There was a bug in LXD that left behind those optimized volume @migration- snapshots when doing a migration.

So they can be manually deleted.

What LXD version are you using?

1 Like

Thanks for the fast answer @tomp . I want to ask how to fix this bug or if not how to determine which @migration files to delete. I guess I can do it with a zfs destroy.

#sudo lxd --version
[sudo] password for sites:
5.10

You can delete all of the @migration ones. the current LXD shouldn’t be leaving anymore of them of them behind.

1 Like

how to do that ?

The ZFS and BTRFS storage drivers were already not doing optimised transfers in the final stage of multi-sync mode (just returning nil). Which causes ZFS temporary snapshots to be left behind. So make this invocation type an error, and detect the use of non-optimized transfer mode earlier to avoid using MultiSync=true in the first place.

This then resolves the issue of the temporary snapshots not being cleaned up on the source.

When i delete all @migration file I cannot copy container to backend server -

$ lxc copy --mode=push --refresh --stateless easyliving office:easyliving --verbose
Error: Failed creating instance record: Unknown configuration key: volatile.last_state.ready
what can i do now

I think that is unrelated error, it suggests the target server is older than the source, see:

It’s realy was older version of lxd 5.0.2. Front end server is lxd 5.10 with Ubuntu 18.04.6 LTS and backup server is 5.0.2 with Ubuntu 22.04.1 LTS

i successfully transferred one container but the other is giving an error i don’t know what the problem is anymore

lxc copy proxy office:proxy-t

Error: Failed instance creation: Error transferring instance data: migration dump failed
(00.210335) Error (criu/sk-netlink.c:77): netlink: The socket has data to read
(00.210371) Error (criu/cr-dump.c:1635): Dump files (pid: 3372) failed with -1
(00.233758) Error (criu/cr-dump.c:2053): Dumping FAILED.

or

$ lxc copy --mode=push --refresh --stateless proxy office:proxy --verbose

Error: User signaled us three times, exiting. The remote operation will keep running
$

hi doing nothing

Live migration for containers doesn’t work currently.

You should disable CRIU on both systems using:

sudo snap unset criu.enable
sudo systemctl reload snap.lxd.daemon

Separately it looks like --stateless and --refresh aren’t working when combined.

I execute command llxc copy --mode=push --refresh --stateless easyliving office:easyliving --verbose its not copy container to remote server. steel does nothing only black screen, then i execute to stop him and execute

lxc copy --mode=push proxy office:proxy --verbose

But I see its create some container with same name on remote server with the front commands it didn’t even create the name and apparently the command doesn’t end for some reason. I stopped the command after 30 minutes of waiting.
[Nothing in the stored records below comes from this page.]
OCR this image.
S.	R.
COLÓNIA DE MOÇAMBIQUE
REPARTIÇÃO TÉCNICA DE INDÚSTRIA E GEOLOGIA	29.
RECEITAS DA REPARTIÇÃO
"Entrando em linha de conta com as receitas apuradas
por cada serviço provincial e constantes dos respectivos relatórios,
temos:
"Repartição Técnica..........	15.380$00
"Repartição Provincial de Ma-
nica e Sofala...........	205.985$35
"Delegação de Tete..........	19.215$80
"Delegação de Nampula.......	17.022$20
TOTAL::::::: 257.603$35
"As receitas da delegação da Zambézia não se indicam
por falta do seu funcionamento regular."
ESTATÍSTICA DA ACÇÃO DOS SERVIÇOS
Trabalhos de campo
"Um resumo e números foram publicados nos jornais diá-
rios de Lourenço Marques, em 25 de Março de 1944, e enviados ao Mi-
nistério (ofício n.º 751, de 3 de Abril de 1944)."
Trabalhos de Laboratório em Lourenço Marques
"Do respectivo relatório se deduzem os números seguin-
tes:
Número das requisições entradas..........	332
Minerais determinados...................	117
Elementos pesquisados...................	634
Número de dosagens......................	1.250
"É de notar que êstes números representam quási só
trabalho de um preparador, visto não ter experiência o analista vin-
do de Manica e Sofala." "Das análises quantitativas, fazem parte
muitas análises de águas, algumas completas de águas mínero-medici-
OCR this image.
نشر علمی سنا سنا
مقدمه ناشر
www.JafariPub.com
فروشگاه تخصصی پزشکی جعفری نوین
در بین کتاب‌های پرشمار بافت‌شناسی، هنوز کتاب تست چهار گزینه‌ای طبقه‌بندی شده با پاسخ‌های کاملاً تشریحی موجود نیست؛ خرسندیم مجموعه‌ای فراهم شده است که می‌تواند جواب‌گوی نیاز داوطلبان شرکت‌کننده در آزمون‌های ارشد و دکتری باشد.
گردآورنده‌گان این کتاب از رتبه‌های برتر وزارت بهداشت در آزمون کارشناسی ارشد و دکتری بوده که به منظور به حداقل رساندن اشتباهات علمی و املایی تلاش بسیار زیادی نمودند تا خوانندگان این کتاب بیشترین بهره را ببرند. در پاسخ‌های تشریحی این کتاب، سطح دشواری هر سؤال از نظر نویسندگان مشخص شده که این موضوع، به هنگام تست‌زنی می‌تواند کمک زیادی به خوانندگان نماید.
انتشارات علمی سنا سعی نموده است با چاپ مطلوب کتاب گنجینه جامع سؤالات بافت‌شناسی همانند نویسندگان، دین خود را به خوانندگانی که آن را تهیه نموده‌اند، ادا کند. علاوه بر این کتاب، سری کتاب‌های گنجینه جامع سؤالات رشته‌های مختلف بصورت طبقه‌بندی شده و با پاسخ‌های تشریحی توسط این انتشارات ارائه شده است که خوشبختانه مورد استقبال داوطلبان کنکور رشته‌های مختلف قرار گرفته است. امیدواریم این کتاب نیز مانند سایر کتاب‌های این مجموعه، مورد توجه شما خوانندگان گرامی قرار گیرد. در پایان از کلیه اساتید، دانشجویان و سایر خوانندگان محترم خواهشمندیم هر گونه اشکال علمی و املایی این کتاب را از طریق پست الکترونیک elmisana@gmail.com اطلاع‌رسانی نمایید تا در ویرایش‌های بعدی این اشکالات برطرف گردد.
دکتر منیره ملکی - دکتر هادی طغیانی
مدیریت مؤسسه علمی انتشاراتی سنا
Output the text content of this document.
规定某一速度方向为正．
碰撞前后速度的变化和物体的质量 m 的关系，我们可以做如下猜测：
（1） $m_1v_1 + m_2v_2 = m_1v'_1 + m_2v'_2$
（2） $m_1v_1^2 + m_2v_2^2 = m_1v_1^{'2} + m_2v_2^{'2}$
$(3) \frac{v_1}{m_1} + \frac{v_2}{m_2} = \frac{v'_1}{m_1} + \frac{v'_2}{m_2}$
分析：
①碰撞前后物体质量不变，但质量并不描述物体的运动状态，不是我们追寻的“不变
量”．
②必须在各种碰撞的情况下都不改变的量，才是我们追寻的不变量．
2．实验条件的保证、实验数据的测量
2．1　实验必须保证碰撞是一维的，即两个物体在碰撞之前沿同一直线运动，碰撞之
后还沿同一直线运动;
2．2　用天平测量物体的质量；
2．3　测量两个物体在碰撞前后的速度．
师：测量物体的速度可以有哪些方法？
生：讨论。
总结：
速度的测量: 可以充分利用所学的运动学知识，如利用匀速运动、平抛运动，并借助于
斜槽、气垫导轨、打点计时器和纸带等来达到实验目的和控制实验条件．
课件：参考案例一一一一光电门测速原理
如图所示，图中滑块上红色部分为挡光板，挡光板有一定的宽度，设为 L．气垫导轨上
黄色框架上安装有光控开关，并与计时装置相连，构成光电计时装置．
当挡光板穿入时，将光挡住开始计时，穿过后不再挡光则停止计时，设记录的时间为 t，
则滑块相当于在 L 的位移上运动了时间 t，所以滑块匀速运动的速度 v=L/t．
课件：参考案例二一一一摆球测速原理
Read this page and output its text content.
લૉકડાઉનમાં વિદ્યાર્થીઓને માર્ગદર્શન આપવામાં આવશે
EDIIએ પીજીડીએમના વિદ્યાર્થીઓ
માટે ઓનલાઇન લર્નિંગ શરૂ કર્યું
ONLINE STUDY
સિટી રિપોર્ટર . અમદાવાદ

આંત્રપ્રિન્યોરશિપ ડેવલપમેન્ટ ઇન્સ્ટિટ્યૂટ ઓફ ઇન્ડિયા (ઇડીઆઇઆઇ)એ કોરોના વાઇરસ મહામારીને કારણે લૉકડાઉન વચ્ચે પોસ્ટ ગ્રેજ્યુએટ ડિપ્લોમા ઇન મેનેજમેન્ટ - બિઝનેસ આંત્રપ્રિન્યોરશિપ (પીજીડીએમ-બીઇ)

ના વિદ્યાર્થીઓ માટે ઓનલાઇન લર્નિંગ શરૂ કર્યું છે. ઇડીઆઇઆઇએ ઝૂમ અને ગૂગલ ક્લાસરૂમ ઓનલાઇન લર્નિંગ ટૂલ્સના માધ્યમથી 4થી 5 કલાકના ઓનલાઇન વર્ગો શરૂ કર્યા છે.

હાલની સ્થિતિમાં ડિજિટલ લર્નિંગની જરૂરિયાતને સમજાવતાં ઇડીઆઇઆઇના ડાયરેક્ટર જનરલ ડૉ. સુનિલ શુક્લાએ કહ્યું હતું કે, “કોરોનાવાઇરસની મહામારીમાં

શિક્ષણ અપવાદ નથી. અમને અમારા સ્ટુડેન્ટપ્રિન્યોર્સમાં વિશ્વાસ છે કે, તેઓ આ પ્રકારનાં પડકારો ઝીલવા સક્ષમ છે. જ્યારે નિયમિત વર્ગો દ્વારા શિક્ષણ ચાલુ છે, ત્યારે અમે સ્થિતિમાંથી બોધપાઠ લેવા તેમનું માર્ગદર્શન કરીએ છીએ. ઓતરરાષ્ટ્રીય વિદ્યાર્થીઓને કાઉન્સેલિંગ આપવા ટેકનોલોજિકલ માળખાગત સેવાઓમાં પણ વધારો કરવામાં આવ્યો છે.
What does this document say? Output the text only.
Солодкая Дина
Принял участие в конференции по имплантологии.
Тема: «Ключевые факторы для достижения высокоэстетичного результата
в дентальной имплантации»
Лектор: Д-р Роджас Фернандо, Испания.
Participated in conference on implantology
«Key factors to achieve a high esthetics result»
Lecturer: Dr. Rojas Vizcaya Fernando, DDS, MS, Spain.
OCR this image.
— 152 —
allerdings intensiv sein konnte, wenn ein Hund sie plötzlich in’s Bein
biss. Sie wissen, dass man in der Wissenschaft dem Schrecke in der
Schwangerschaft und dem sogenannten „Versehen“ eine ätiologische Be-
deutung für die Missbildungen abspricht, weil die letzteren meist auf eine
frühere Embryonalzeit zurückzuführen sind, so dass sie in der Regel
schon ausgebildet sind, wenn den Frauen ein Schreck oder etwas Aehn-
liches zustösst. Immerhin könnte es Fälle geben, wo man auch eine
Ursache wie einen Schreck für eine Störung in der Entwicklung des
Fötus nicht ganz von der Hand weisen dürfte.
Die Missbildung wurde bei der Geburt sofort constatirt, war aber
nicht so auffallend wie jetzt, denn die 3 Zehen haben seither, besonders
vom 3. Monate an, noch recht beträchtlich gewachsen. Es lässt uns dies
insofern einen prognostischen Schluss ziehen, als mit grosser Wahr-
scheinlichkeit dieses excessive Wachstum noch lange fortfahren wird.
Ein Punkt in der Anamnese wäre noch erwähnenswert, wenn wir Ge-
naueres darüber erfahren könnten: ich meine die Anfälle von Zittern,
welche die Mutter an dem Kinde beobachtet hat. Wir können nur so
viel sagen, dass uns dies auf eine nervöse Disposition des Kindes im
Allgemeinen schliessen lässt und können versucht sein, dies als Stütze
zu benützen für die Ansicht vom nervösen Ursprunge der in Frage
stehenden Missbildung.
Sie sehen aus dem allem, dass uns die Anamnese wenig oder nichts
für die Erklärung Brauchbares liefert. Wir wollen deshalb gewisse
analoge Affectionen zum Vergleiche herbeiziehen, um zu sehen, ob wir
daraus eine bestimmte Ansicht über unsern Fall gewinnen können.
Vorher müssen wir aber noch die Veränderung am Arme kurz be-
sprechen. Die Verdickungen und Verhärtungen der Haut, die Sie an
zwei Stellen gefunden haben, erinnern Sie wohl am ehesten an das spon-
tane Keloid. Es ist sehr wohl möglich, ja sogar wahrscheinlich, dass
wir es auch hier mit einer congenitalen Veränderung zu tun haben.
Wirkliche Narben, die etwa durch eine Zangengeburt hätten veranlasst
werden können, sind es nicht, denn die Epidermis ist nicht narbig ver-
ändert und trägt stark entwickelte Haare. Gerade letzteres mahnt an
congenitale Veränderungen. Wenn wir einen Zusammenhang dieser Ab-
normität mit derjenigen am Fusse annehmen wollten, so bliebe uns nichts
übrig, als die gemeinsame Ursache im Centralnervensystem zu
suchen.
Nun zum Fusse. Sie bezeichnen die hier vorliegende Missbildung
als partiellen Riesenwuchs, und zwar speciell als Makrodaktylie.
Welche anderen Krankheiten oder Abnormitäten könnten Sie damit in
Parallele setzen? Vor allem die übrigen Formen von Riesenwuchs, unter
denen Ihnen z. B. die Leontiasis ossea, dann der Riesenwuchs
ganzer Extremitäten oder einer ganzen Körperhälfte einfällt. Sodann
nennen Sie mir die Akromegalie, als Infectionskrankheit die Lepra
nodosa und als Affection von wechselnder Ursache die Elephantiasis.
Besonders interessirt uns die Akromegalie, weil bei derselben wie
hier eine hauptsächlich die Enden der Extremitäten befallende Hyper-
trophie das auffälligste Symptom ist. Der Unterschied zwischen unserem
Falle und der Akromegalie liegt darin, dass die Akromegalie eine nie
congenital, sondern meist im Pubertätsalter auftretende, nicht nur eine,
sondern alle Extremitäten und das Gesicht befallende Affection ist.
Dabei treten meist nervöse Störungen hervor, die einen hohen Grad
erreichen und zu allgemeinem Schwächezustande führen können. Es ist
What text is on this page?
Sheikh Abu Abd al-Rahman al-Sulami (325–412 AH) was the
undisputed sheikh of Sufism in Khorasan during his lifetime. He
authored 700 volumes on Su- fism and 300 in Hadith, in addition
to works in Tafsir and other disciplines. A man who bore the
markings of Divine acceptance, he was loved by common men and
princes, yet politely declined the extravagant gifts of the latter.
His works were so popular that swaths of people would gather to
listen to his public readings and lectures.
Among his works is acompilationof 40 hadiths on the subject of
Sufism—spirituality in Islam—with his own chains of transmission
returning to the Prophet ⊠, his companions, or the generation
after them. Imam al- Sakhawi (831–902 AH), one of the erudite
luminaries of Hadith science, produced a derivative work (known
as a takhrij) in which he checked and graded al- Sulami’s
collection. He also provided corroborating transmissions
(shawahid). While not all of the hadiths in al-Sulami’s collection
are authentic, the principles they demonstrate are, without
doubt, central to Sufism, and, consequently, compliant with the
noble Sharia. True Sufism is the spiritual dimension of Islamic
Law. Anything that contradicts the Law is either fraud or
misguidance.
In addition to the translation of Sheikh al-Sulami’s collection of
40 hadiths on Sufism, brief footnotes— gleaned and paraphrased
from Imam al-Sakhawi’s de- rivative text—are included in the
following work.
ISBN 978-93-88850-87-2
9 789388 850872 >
I logged into the remote server where I need to copy the container, I tried to run the container but it won’t start. I deleted the newly created name from the command lxc copy --mode=push proxy office:proxy --verbose

then i ran the command
lxc copy --mode=push --refresh --stateless proxy office:proxy --verbose
which completed successfully

Does it work from a LXD 5.0.2 server to LXD 5.0.2 backup server?

We don’t generally support migrating to an older server.

copying from newer to older server worked perfectly(from 5.10 to 5.0.2) but the problem was those @migration files
now I updated the backup server and leveled the versions but after deleting the migration files I couldn’t copy from primary to secondary server when I type the command
lxc copy --mode=push --refresh --stateless proxy office:proxy --verbose didn’t do anything didn’t even create the name in the backend server
I removed --refresh --stateless from the command
lxc copy --mode=push proxy office:proxy --verbose
then it created the backend server name but it didn’t copy the container i waited about 30 min to see if the command will complete. after seeing that there was no result, I stopped the command, deleted the name of the container from the backend server, restarted the copying with
lxc copy --mode=push --refresh --stateless proxy office:proxy --verbose
the container is copied successfully